Total fuel consumption had risen following a large merger in 2015, which increased numbers of employees and office locations. However, it fell in 2020, possibly due to the increase in remote work during the pandemic. The firm’s opportunities for reducing fuel consumption is limited as the fuel we use is primarily from heating our offices; we lease our office space, and HVAC systems are typically controlled by the building manager. We update fuel consumption in our greenhouse-gas emissions inventory every two years, so the most recent figure draws from 2020 data.
Our total carbon footprint captures the carbon emissions of our offices in five areas under Scopes 1 and 3: electricity consumption, heating and cooling, business travel by plane, employee commuting and office waste. This figure shows our carbon footprint before offsetting emissions (bars above), and our carbon footprint with offsets and renewable energy certificates (bars below). Carbon offsets and RECs have a significant impact on lowering our carbon footprint. In 2020 and 2021, our carbon footprint (before offsetting emissions) fell by as much as 32 percent – which in part can be attributed to the remote work and reduced business travel necessitated by the pandemic.

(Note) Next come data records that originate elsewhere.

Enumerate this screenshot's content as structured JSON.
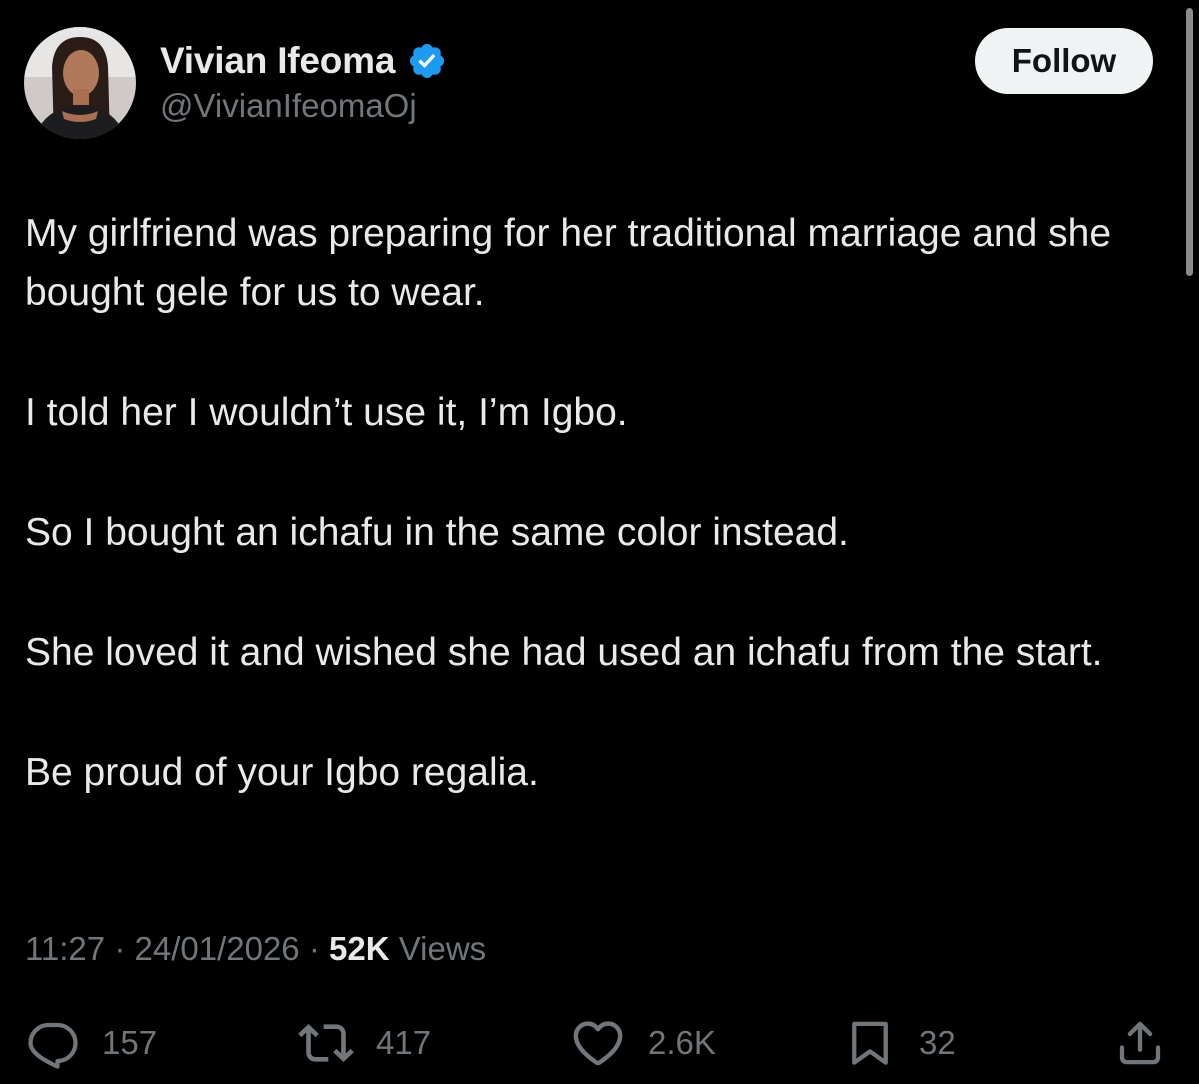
{
  "author": {
    "display_name": "Vivian Ifeoma",
    "handle": "@VivianIfeomaOj",
    "verified_icon": "verified-badge-icon",
    "verified_color": "#1d9bf0"
  },
  "follow_label": "Follow",
  "tweet_paragraphs": [
    "My girlfriend was preparing for her traditional marriage and she bought gele for us to wear.",
    "I told her I wouldn’t use it, I’m Igbo.",
    "So I bought an ichafu in the same color instead.",
    "She loved it and wished she had used an ichafu from the start.",
    "Be proud of your Igbo regalia."
  ],
  "meta": {
    "time": "11:27",
    "separator": "·",
    "date": "24/01/2026",
    "views_count": "52K",
    "views_label": "Views"
  },
  "actions": {
    "replies": "157",
    "reposts": "417",
    "likes": "2.6K",
    "bookmarks": "32"
  },
  "colors": {
    "background": "#000000",
    "primary_text": "#e7e9ea",
    "secondary_text": "#71767b",
    "follow_bg": "#eff3f4"
  }
}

Our average carbon footprint per employee is an important measure of our energy-conservation efforts. It’s also used to determine reduction targets for our path to carbon neutrality. To calculate this metric, we divide total carbon emissions by the number of employees. This figure shows data before carbon offsets (bars above) and with offsets and renewable energy certificates (bars below). Our target for the year 2030 is an average carbon footprint per employee of 2.27 MT of CO2e; in 2021, we came close to achieving that target, with a footprint of 2.32 MT CO2e. To achieve carbon neutrality, we are aiming for high reductions of energy use paired with carbon offsets to neutralize remaining emissions.
This is the percentage of office products with “eco features” that we purchase from Staples, from which we purchase about 60 percent of our office supplies. Staples defines “eco features” as recycled content or compliance with environmental certification standards like Green Seal or the Forest Stewardship Council. This figure does not include an assessment of supplies purchased through other suppliers. The decline in green purchasing in 2020 and 2021 may be due to increasing our use of other suppliers and a resulting reduction in the variety and number of items we purchased through Staples.